The Belen Police Department reintroduced a modernized Drug Abuse Resistance Education curriculum this winter, placing third-graders at Dennis Chavez Elementary and sixth-graders at Rio Grande Elementary into a 10-week course that Deputy Chief Mario Vallejos said costs $500 each time the department offers it. The $500 figure covers books, t-shirts, backpacks, prizes, graduations and related materials, department leaders told the News-Bulletin.
Two BPD officers and a district security supervisor are staffing the lessons. Joe Griego, the department’s school resource officer, and officer Miranda Gonzales are listed as the two official DARE officers, with Pauline Vallejos, Belen Consolidated Schools’ security supervisor, serving as one of the instructors. Pauline Vallejos is described by the News-Bulletin as one of only four civilians nationwide who is a certified DARE instructor, and she said, “This is huge for our kids; it’s huge for our community.”
The DARE revival in Belen follows a long gap: the department ran DARE in the 1980s and 1990s and stopped after longtime DARE officer Roy Gonzales retired. Deputy Chief Mario Vallejos told the Belen City Council last week that the department “got involved in the program and with Belen Consolidated Schools about a year and a half ago. We went to a couple of different conferences and found out the program still exists.” He described the “new” DARE as much more than the original “Just say no” message.
Belen Schools is contributing to program costs while the police department is actively raising additional funds to keep the lessons running, officials said. The News-Bulletin reported the department is seeking donations and other support to finance repeated 10-week offerings across the district; the article did not specify how many class cycles are planned this school year.

Certification and training differ across roles. The News-Bulletin explicitly confirms Pauline Vallejos’ certified-instructor status but does not state whether Griego or Miranda Gonzales hold DARE instructor certifications. Elsewhere, departments returning the program have required multi-day training: Douglas County Sheriff Nate Chaplin, who became a certified DARE officer in 2007, reintroduced the curriculum countywide after staffing allowed and said the program focuses on building relationships and referrals rather than arrests, noting “only about 3% of what we do actually results in an arrest.” In North Bend, Oregon, Officer Jerad Jaehnig completed a two-week certification in Salem and described the modern lessons as interactive, adding it’s “not even the same program at all.”

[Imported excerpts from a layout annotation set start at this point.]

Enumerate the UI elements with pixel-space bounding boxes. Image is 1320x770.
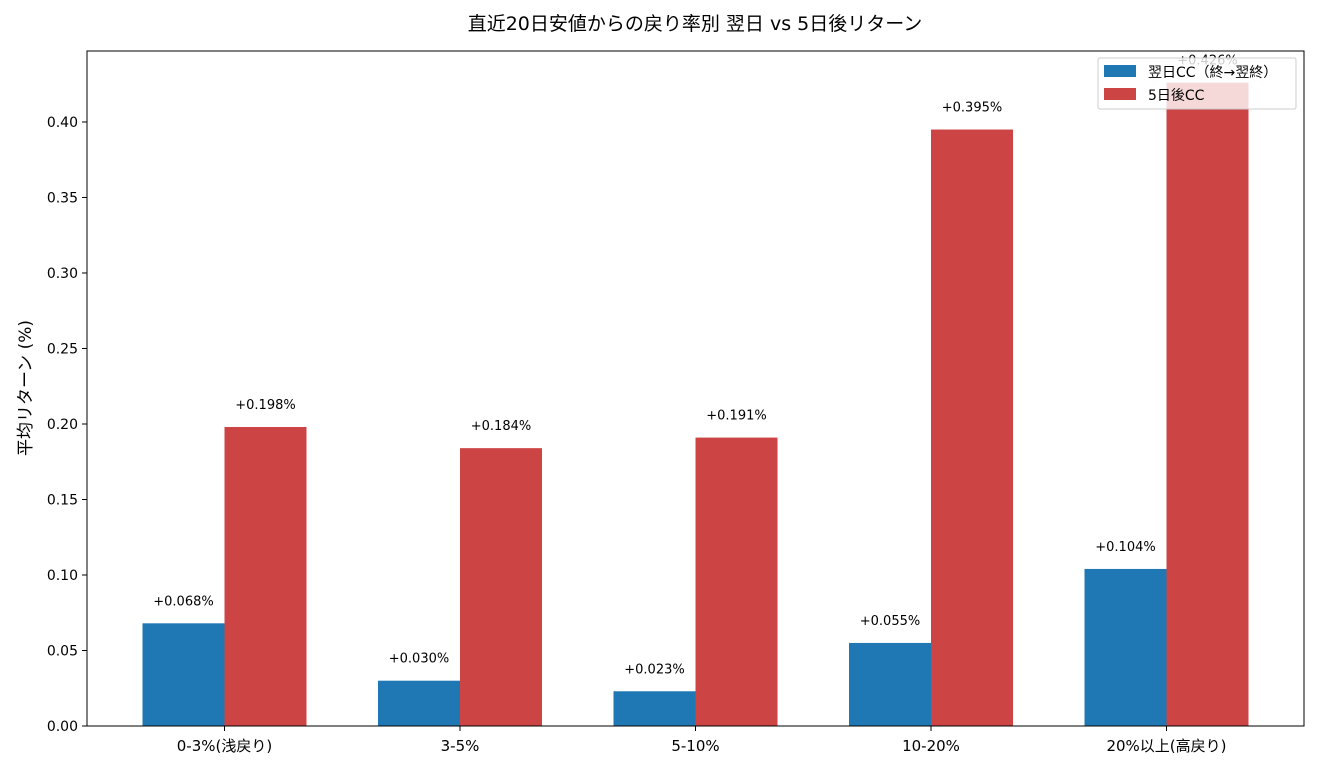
- chart-title: 直近20日安値からの戻り率別 翌日 vs 5日後リターン: [468, 13, 923, 35]
- y-axis-label: 平均リターン (%): [16, 320, 36, 456]
- x-tick-label: 20%以上(高戻り): [1106, 737, 1226, 755]
- bar-next-day: [142, 623, 225, 726]
- legend-swatch-5day: [1104, 88, 1136, 100]
- data-label: +0.191%: [706, 409, 766, 424]
- data-label: +0.055%: [860, 614, 920, 629]
- legend-box: [1097, 57, 1297, 110]
- data-label: +0.068%: [153, 594, 213, 609]
- bar-5day: [1166, 82, 1249, 726]
- legend-swatch-next-day: [1104, 65, 1136, 77]
- data-label: +0.198%: [235, 398, 295, 413]
- plot-frame: [86, 50, 1305, 727]
- y-tick-label: 0.25: [47, 341, 78, 357]
- bar-next-day: [849, 642, 931, 726]
- data-label: +0.184%: [471, 419, 531, 434]
- data-label: +0.395%: [942, 101, 1002, 116]
- legend-label-5day: 5日後CC: [1148, 88, 1205, 104]
- bar-next-day: [1084, 568, 1167, 726]
- y-tick-label: 0.30: [47, 266, 78, 282]
- y-tick-label: 0.15: [47, 492, 78, 508]
- x-tick-label: 0-3%(浅戻り): [177, 737, 272, 755]
- legend: 翌日CC（終→翌終） 5日後CC: [1097, 57, 1297, 110]
- bar-5day: [695, 437, 778, 726]
- plot-area: 0.00 0.05 0.10 0.15 0.20 0.25 0.30 0.35 0.40 0-3%…: [47, 54, 1249, 755]
- data-label: +0.023%: [624, 662, 684, 677]
- bar-5day: [931, 129, 1013, 726]
- bar-next-day: [613, 691, 696, 726]
- bar-5day: [224, 427, 307, 726]
- y-tick-label: 0.40: [47, 115, 78, 131]
- data-label: +0.104%: [1095, 540, 1155, 555]
- y-tick-label: 0.20: [47, 417, 78, 433]
- legend-label-next-day: 翌日CC（終→翌終）: [1148, 65, 1277, 81]
- y-tick-label: 0.35: [47, 190, 78, 206]
- y-tick-label: 0.05: [47, 643, 78, 659]
- y-tick-label: 0.10: [47, 568, 78, 584]
- bar-5day: [460, 448, 542, 726]
- bar-next-day: [378, 680, 460, 726]
- y-tick-label: 0.00: [47, 719, 78, 735]
- x-tick-label: 10-20%: [902, 737, 960, 755]
- x-tick-label: 5-10%: [671, 737, 719, 755]
- data-label: +0.030%: [389, 652, 449, 667]
- x-tick-label: 3-5%: [441, 737, 480, 755]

The DARE rollout arrives as Belen expands school safety staffing. KRQE reported this school year Belen Consolidated Schools has three school resource officers — Officer Kiana Garcia at Belen Middle School and Officer Sarah Martinez covering seven elementary schools — funded through a mix of city and district contributions, with an estimated cost of about $150,000 per officer and week-long SRO training in Albuquerque. BPD leaders say the department hopes the combined SRO and DARE presence will strengthen relationships between officers and students and position Belen as a model for similar rural districts.